Developer-Friendly & Extensible:
I didn’t stop at a black-box tool; I built a clean developer surface so engineers can add new rules in minutes.
​
“Add a new rule in 3 steps” pattern:
​
-
Detect in profiling.py – log a new issue code when a condition is met.
-
Fix in fix_engine.py – write a SQL-based fixer and register it in the FIXERS map.
-
(Optional) Teach AI – update the AI system prompt so GPT/Gemini also understands and respects the new rule.
​
This makes the agent a framework, not just a one-off script—teams can keep extending it as their data matures.
Low-Code / No-Code Version (n8n & ETL):
To make the system accessible beyond Python developers, I also mapped the entire agent into n8n, a drag-and-drop automation platform: file triggers, spreadsheet nodes, OpenAI nodes, and email nodes recreate the same behavior visually.
​
The same concept can plug into:
​
-
Apache NiFi
-
AWS Glue / Lambda / Step Functions
-
Airflow and other ETL tools
​
as a standard “data-quality checkpoint” before data flows into warehouses and dashboards.

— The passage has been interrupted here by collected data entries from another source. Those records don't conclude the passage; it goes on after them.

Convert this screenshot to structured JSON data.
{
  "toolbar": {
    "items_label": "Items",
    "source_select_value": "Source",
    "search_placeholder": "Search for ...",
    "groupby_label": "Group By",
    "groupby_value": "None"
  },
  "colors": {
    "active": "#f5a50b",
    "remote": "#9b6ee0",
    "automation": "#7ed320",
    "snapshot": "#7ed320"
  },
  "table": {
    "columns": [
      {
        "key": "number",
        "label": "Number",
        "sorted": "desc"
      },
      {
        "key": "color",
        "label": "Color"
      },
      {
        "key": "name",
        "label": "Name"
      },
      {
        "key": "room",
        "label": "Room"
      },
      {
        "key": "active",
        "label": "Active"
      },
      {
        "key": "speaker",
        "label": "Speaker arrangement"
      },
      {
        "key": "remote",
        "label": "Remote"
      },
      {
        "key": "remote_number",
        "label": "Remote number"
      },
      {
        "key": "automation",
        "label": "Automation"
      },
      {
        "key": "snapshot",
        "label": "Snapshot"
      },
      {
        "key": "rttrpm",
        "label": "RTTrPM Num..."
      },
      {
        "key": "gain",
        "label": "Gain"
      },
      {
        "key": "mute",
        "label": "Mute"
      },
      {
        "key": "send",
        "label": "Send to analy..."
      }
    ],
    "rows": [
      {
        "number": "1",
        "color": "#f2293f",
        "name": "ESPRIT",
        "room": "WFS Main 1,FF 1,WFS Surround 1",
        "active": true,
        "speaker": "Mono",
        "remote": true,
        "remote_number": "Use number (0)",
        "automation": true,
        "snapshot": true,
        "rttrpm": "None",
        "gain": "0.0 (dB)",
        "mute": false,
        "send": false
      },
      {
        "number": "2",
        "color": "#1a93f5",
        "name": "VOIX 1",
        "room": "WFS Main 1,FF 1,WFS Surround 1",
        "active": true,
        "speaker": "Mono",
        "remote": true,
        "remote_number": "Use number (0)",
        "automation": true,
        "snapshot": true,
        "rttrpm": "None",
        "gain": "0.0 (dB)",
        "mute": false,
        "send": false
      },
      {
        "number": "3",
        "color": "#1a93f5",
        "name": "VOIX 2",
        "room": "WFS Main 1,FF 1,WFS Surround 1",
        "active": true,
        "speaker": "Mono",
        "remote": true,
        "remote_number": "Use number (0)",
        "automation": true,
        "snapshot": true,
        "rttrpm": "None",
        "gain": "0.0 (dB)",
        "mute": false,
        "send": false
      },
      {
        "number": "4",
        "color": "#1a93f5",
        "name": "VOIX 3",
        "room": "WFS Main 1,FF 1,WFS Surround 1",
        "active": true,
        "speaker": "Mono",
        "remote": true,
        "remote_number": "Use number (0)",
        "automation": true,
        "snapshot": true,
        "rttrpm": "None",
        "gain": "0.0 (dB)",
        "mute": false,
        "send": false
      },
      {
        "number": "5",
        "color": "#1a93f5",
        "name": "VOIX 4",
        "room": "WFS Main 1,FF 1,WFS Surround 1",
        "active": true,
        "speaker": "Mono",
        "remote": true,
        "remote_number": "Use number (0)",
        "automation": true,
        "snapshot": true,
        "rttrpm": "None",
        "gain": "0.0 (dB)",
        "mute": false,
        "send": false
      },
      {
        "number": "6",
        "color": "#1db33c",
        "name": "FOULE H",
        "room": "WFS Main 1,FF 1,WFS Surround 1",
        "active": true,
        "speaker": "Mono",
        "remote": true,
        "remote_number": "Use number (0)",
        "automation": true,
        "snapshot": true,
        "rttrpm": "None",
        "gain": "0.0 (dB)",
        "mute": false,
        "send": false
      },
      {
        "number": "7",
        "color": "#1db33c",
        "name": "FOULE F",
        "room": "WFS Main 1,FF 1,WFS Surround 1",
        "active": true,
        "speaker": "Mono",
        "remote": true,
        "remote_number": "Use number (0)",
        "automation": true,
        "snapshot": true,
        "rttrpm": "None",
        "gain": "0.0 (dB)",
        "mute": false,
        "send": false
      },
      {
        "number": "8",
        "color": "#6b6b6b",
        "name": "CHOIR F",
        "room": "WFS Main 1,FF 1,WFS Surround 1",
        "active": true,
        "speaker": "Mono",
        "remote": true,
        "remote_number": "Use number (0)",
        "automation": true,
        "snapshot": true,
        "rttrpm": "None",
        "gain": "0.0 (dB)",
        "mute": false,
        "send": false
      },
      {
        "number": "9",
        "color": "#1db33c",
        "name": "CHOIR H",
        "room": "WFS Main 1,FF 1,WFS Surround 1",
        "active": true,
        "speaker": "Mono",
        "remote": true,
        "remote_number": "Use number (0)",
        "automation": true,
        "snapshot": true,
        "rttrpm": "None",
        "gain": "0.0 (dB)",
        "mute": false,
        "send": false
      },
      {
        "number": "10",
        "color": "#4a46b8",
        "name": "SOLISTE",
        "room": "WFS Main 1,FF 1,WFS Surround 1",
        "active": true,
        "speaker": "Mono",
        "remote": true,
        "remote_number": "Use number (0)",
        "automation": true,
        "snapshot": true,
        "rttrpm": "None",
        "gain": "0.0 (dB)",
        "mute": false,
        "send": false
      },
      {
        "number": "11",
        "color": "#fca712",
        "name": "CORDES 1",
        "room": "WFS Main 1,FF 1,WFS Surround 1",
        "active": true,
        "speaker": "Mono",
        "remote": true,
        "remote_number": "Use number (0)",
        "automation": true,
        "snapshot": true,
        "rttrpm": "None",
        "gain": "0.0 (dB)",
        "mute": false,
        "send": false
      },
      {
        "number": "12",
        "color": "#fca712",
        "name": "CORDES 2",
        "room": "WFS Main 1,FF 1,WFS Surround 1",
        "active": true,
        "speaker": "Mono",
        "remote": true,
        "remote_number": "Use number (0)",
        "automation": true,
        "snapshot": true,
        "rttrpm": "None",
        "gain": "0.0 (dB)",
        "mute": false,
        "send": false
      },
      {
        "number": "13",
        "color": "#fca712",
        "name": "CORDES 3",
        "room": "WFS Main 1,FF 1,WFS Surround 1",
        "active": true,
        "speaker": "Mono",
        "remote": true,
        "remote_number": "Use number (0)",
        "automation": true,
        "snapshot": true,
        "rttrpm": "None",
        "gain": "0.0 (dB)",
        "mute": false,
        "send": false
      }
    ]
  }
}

From an Employer’s perspective:
This project highlights my ability to:
​
-
Architect and implement a full data-quality platform (Python, MySQL, AI APIs, email, and safety layer).
-
Balance innovation and governance by mixing deterministic rules with controlled AI.
-
Design for non-technical users (one-click email buttons, friendly emojis, and clear status messages).
-
Think beyond a single project and build something that NGOs, public health departments, and private companies can all reuse.
​
For data engineering, data quality, or AI-driven automation, this agent is a live example of how I approach complex problems: end-to-end, safe, and practical.